When there’s snow on the Tetons, the temperature here can go 20 to 30 below zero. So it’s not a natural place for bullfrogs and tropical fish.

In 2016, Sue Consolo-Murphy was Grand Teton’s chief of science/resource management.

“We believe the source of non-native things here has been people who empty out their aquariums when they no longer wanted tropical fish in them," Consolo-Murphy said.

Consolo-Murphy is now retired. In 2016, she said there were goldfish in the spring and its streams, which flowed into the Snake River. She said the goldfish can get pretty big and compete with native cutthroat trout for food.

She says they will "directly eat the small frye of the native trout, which we’re trying to protect in the park.”

But where did the bullfrogs come from?

“Whether they used to farm them decades ago, or just had them as pets and decided to release them in the park… a well-meaning attempt, but it is illegal and inappropriate to introduce a non-native species into a national park," Consolo-Murphy said.

So what now?

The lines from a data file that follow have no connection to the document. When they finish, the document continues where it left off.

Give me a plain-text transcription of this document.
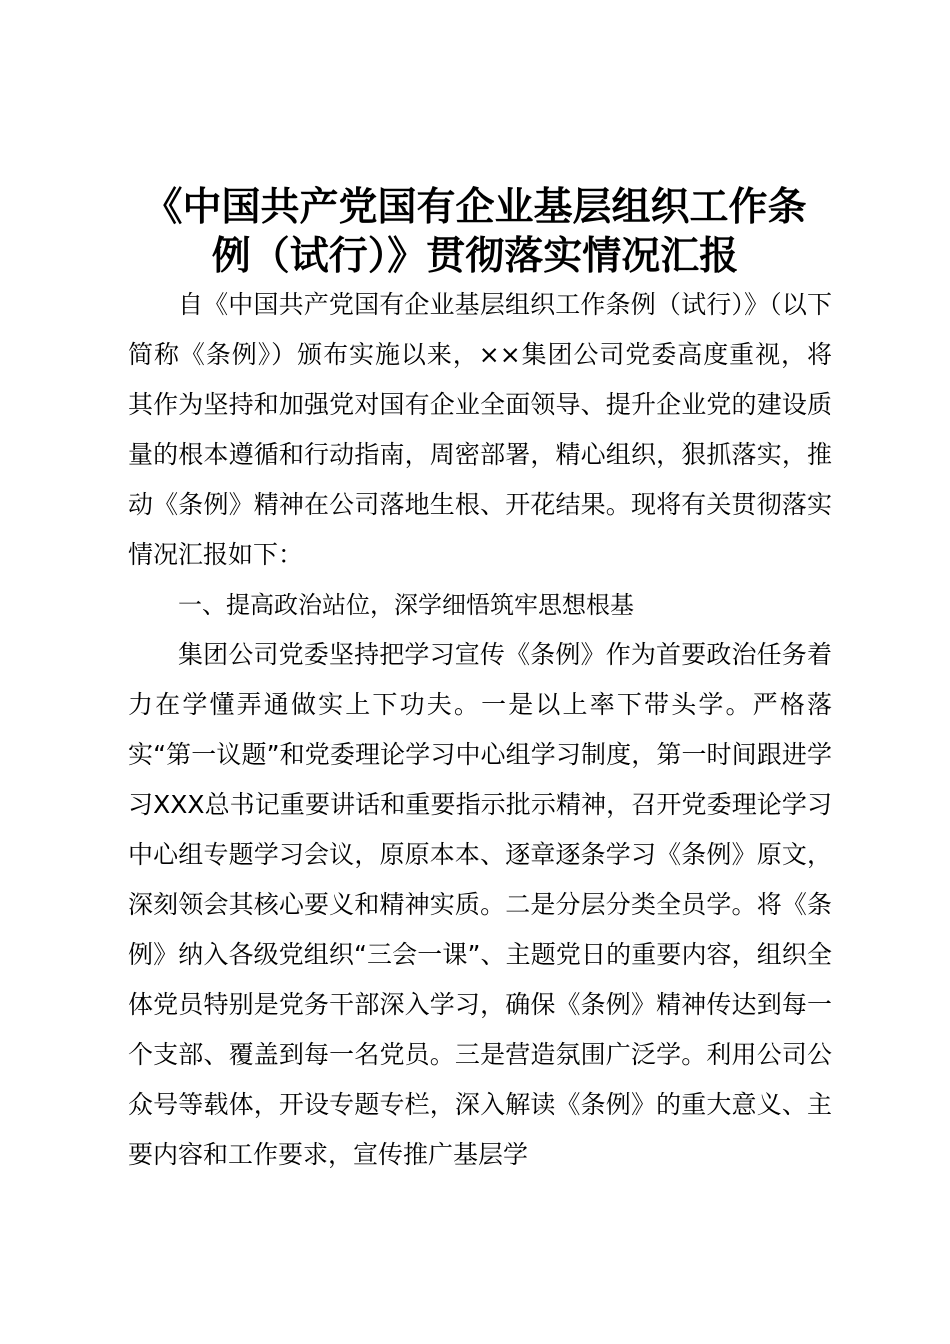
《中国共产党国有企业基层组织工作条
例（试行）》贯彻落实情况汇报

自《中国共产党国有企业基层组织工作条例（试行）》（以下简称《条例》）颁布实施以来，××集团公司党委高度重视，将其作为坚持和加强党对国有企业全面领导、提升企业党的建设质量的根本遵循和行动指南，周密部署，精心组织，狠抓落实，推动《条例》精神在公司落地生根、开花结果。现将有关贯彻落实情况汇报如下：

一、提高政治站位，深学细悟筑牢思想根基

集团公司党委坚持把学习宣传《条例》作为首要政治任务着力在学懂弄通做实上下功夫。一是以上率下带头学。严格落实“第一议题”和党委理论学习中心组学习制度，第一时间跟进学习XXX总书记重要讲话和重要指示批示精神，召开党委理论学习中心组专题学习会议，原原本本、逐章逐条学习《条例》原文，深刻领会其核心要义和精神实质。二是分层分类全员学。将《条例》纳入各级党组织“三会一课”、主题党日的重要内容，组织全体党员特别是党务干部深入学习，确保《条例》精神传达到每一个支部、覆盖到每一名党员。三是营造氛围广泛学。利用公司公众号等载体，开设专题专栏，深入解读《条例》的重大意义、主要内容和工作要求，宣传推广基层学
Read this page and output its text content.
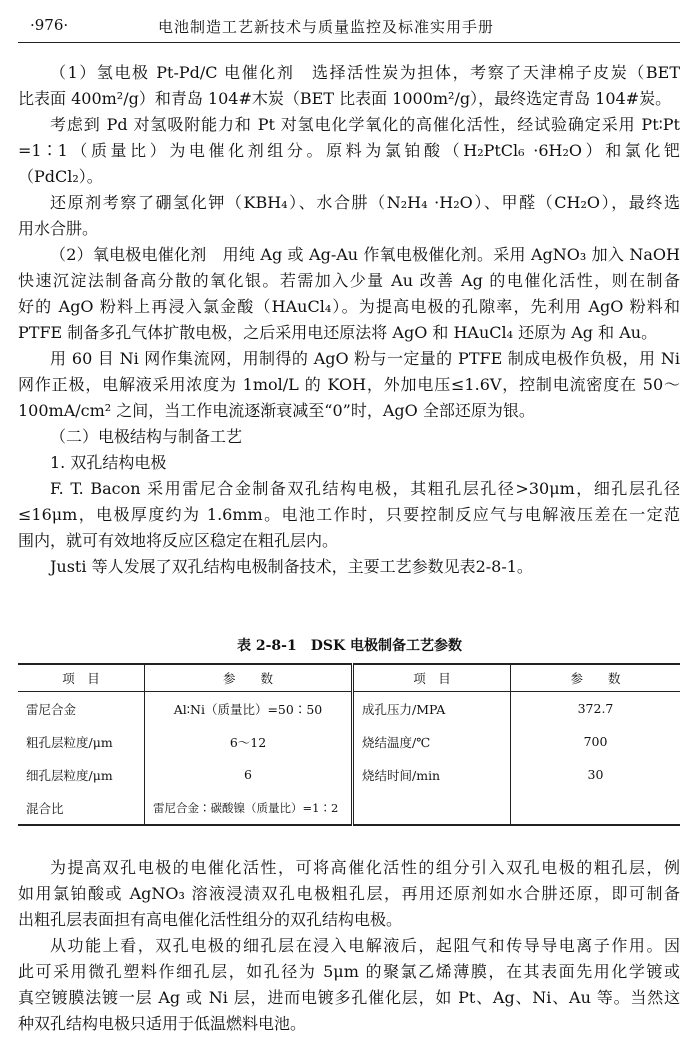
·976·	电池制造工艺新技术与质量监控及标准实用手册
（1）氢电极 Pt-Pd/C 电催化剂　选择活性炭为担体，考察了天津棉子皮炭（BET
比表面 400m²/g）和青岛 104#木炭（BET 比表面 1000m²/g），最终选定青岛 104#炭。
考虑到 Pd 对氢吸附能力和 Pt 对氢电化学氧化的高催化活性，经试验确定采用 Pt∶Pt
=1∶1（质量比）为电催化剂组分。原料为氯铂酸（H₂PtCl₆ ·6H₂O）和氯化钯
（PdCl₂）。
还原剂考察了硼氢化钾（KBH₄）、水合肼（N₂H₄ ·H₂O）、甲醛（CH₂O），最终选
用水合肼。
（2）氧电极电催化剂　用纯 Ag 或 Ag-Au 作氧电极催化剂。采用 AgNO₃ 加入 NaOH
快速沉淀法制备高分散的氧化银。若需加入少量 Au 改善 Ag 的电催化活性，则在制备
好的 AgO 粉料上再浸入氯金酸（HAuCl₄）。为提高电极的孔隙率，先利用 AgO 粉料和
PTFE 制备多孔气体扩散电极，之后采用电还原法将 AgO 和 HAuCl₄ 还原为 Ag 和 Au。
用 60 目 Ni 网作集流网，用制得的 AgO 粉与一定量的 PTFE 制成电极作负极，用 Ni
网作正极，电解液采用浓度为 1mol/L 的 KOH，外加电压≤1.6V，控制电流密度在 50～
100mA/cm² 之间，当工作电流逐渐衰减至“0”时，AgO 全部还原为银。
（二）电极结构与制备工艺
1. 双孔结构电极
F. T. Bacon 采用雷尼合金制备双孔结构电极，其粗孔层孔径>30μm，细孔层孔径
≤16μm，电极厚度约为 1.6mm。电池工作时，只要控制反应气与电解液压差在一定范
围内，就可有效地将反应区稳定在粗孔层内。
Justi 等人发展了双孔结构电极制备技术，主要工艺参数见表2-8-1。
表 2-8-1　DSK 电极制备工艺参数
项　目	参　　数	项　目	参　　数
雷尼合金	Al∶Ni（质量比）=50∶50	成孔压力/MPA	372.7
粗孔层粒度/μm	6～12	烧结温度/℃	700
细孔层粒度/μm	6	烧结时间/min	30
混合比	雷尼合金∶碳酸镍（质量比）=1∶2		
为提高双孔电极的电催化活性，可将高催化活性的组分引入双孔电极的粗孔层，例
如用氯铂酸或 AgNO₃ 溶液浸渍双孔电极粗孔层，再用还原剂如水合肼还原，即可制备
出粗孔层表面担有高电催化活性组分的双孔结构电极。
从功能上看，双孔电极的细孔层在浸入电解液后，起阻气和传导导电离子作用。因
此可采用微孔塑料作细孔层，如孔径为 5μm 的聚氯乙烯薄膜，在其表面先用化学镀或
真空镀膜法镀一层 Ag 或 Ni 层，进而电镀多孔催化层，如 Pt、Ag、Ni、Au 等。当然这
种双孔结构电极只适用于低温燃料电池。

Consolo-Murphy said an ongoing study would discover where bullfrogs have spread, and what they eat.

“Some of them have gotten to be quite large, and their stomachs are filled with native species.”

Consolo-Murphy said a plan to remove the non-natives was in process.

“We hope to address the management and potential restoration of this spring through an environmental assessment and management plan we’re preparing and hope to release for public comment this winter.”

And if the plan is implemented, it won’t be easy to get the intruders out of the Tetons.

“Elimination might be tough. There are thousands of them in here.”

Now, a park spokeswoman says: “The park has done some things to try to eradicate both bullfrogs and non-native fish in Kelly Warm Springs, but we have not been 100% successful to date."